BOOK: Pedro and Me by Judd Winick

Pedro and Me: Friendship, Loss and What I Learned
by Judd Winick
Henry Holt and Company, 2000


I never imagined that I would ever review a non-critical work with MTV anywhere on the cover, much less something six years old and both widely reviewed and officially recognized. But, after a vague and passing reference in some essay, I put the graphic novel of Pedro and Me by Judd Winick on my library reserve list. After it arrived, I was surprised twice: first, to find “of MTV’s The Real World” and a still from the show on the cover, then again when I finally read it.

Pedro and Me is the story of the friendship between Winick, a cartoonist, and Pedro Zamora, an HIV-positive AIDS educator, during filming of The Real World: San Francisco. I haven’t been any kind of regular MTV since my teen crush Martha Quinn left, and have passing impressions at best about the show. None of the impressions are particularly positive.

Yet this novel moved me, nearly to tears (and would have succeeded were I reading it alone in a room, I’m sure). People I cared absolutely nothing about when they were on television drew me entirely into their world when rendered in pen and ink, and in the end I felt enriched for the experience.

I’m a cynical bastard, so these are epic feats.

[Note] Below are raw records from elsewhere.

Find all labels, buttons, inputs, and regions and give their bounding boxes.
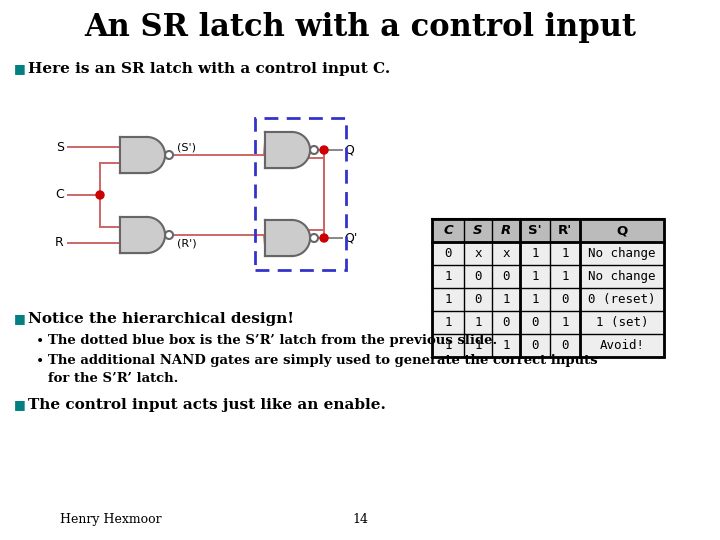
Polygon shape	[147, 217, 165, 253]
Text: 1: 1	[474, 316, 482, 329]
Text: 1: 1	[562, 270, 569, 283]
Text: No change: No change	[588, 247, 656, 260]
Circle shape	[320, 234, 328, 242]
Circle shape	[96, 191, 104, 199]
Text: x: x	[474, 247, 482, 260]
Polygon shape	[120, 217, 147, 253]
Text: 0: 0	[474, 270, 482, 283]
Text: Q: Q	[344, 144, 354, 157]
Text: 1: 1	[531, 293, 539, 306]
Text: ■: ■	[14, 62, 26, 75]
Text: ■: ■	[14, 312, 26, 325]
Text: R: R	[501, 224, 511, 237]
Text: (S'): (S')	[177, 142, 196, 152]
Text: Avoid!: Avoid!	[600, 339, 644, 352]
Circle shape	[320, 146, 328, 154]
Text: 0: 0	[562, 293, 569, 306]
Text: S: S	[473, 224, 482, 237]
Text: S': S'	[528, 224, 542, 237]
Polygon shape	[265, 132, 292, 168]
Polygon shape	[147, 137, 165, 173]
Circle shape	[165, 151, 173, 159]
Text: The additional NAND gates are simply used to generate the correct inputs: The additional NAND gates are simply use…	[48, 354, 598, 367]
Bar	[432, 265, 664, 288]
Text: 0: 0	[503, 270, 510, 283]
Text: An SR latch with a control input: An SR latch with a control input	[84, 12, 636, 43]
Text: 0 (reset): 0 (reset)	[588, 293, 656, 306]
Text: 1: 1	[503, 339, 510, 352]
Text: The dotted blue box is the S’R’ latch from the previous slide.: The dotted blue box is the S’R’ latch fr…	[48, 334, 498, 347]
Text: Henry Hexmoor: Henry Hexmoor	[60, 513, 161, 526]
Bar	[432, 334, 664, 357]
Text: The control input acts just like an enable.: The control input acts just like an enab…	[28, 398, 386, 412]
Polygon shape	[265, 220, 292, 256]
Bar	[432, 219, 664, 357]
Text: 0: 0	[444, 247, 451, 260]
Text: R: R	[55, 237, 64, 249]
Text: 1: 1	[562, 316, 569, 329]
Polygon shape	[292, 132, 310, 168]
Text: for the S’R’ latch.: for the S’R’ latch.	[48, 372, 179, 385]
Text: C: C	[443, 224, 453, 237]
Text: 1: 1	[474, 339, 482, 352]
Bar	[432, 242, 664, 265]
Text: 1: 1	[444, 316, 451, 329]
Text: 0: 0	[562, 339, 569, 352]
Bar	[432, 219, 664, 242]
Text: 0: 0	[531, 316, 539, 329]
Text: ■: ■	[14, 398, 26, 411]
Text: •: •	[36, 354, 44, 368]
Text: 14: 14	[352, 513, 368, 526]
Circle shape	[165, 231, 173, 239]
Text: 1: 1	[444, 270, 451, 283]
Text: R': R'	[558, 224, 572, 237]
Text: Q: Q	[616, 224, 628, 237]
Text: 1 (set): 1 (set)	[595, 316, 648, 329]
Text: 1: 1	[531, 270, 539, 283]
Text: 1: 1	[503, 293, 510, 306]
Text: Q': Q'	[344, 232, 357, 245]
Circle shape	[310, 234, 318, 242]
Text: 1: 1	[531, 247, 539, 260]
Text: Here is an SR latch with a control input C.: Here is an SR latch with a control input…	[28, 62, 390, 76]
Bar	[432, 311, 664, 334]
Circle shape	[310, 146, 318, 154]
Text: S: S	[56, 140, 64, 153]
Text: 0: 0	[503, 316, 510, 329]
Text: •: •	[36, 334, 44, 348]
Text: 0: 0	[531, 339, 539, 352]
Text: 1: 1	[444, 293, 451, 306]
Text: No change: No change	[588, 270, 656, 283]
Bar	[432, 288, 664, 311]
Text: Notice the hierarchical design!: Notice the hierarchical design!	[28, 312, 294, 326]
Text: 1: 1	[444, 339, 451, 352]
Text: (R'): (R')	[177, 238, 197, 248]
Text: x: x	[503, 247, 510, 260]
Text: 1: 1	[562, 247, 569, 260]
Polygon shape	[292, 220, 310, 256]
Polygon shape	[120, 137, 147, 173]
Text: C: C	[55, 188, 64, 201]
Text: 0: 0	[474, 293, 482, 306]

Pedro and Me succeeds because it tells a story of friendship and loss without any affectation; never does it seem to be trying to do or be anything more than it is. There isn’t an ounce of pretention. Winick’s simple drawing style is matched with a keen sense of visual narrative; sequences and images carry incredible weight without ever being caught trying. In every way (with the exception of one character that looked too much like Bill Cosby for comfort), the art enriches the story being told, never grandstanding the simple honesty of Winick’s story.

Neither does Winick ever upstage the real focus of the work, which is his love and respect for Zamora, whose friendship and eventual loss to complications from AIDS changed the course of Winick’s life. As the narrative voice, it would have been easy, yet Winick brings the same simplicity of style to his prose as he displays in his artwork.

The most surprising effect of this novel for me was the way it humanizes the people of reality television. I find it easy to dismiss participants in reality programming based solely on my extreme distaste for the genre, and yet here is Minick making me care about him, the wife he met on the show, and his friend Pedro.

I had never cared about anyone that participated in a reality show, much less one on MTV, and that Pedro and Me had the power to do so is enough for me to recommend the experience to anyone, maybe especially if you hate reality MTV as much I do.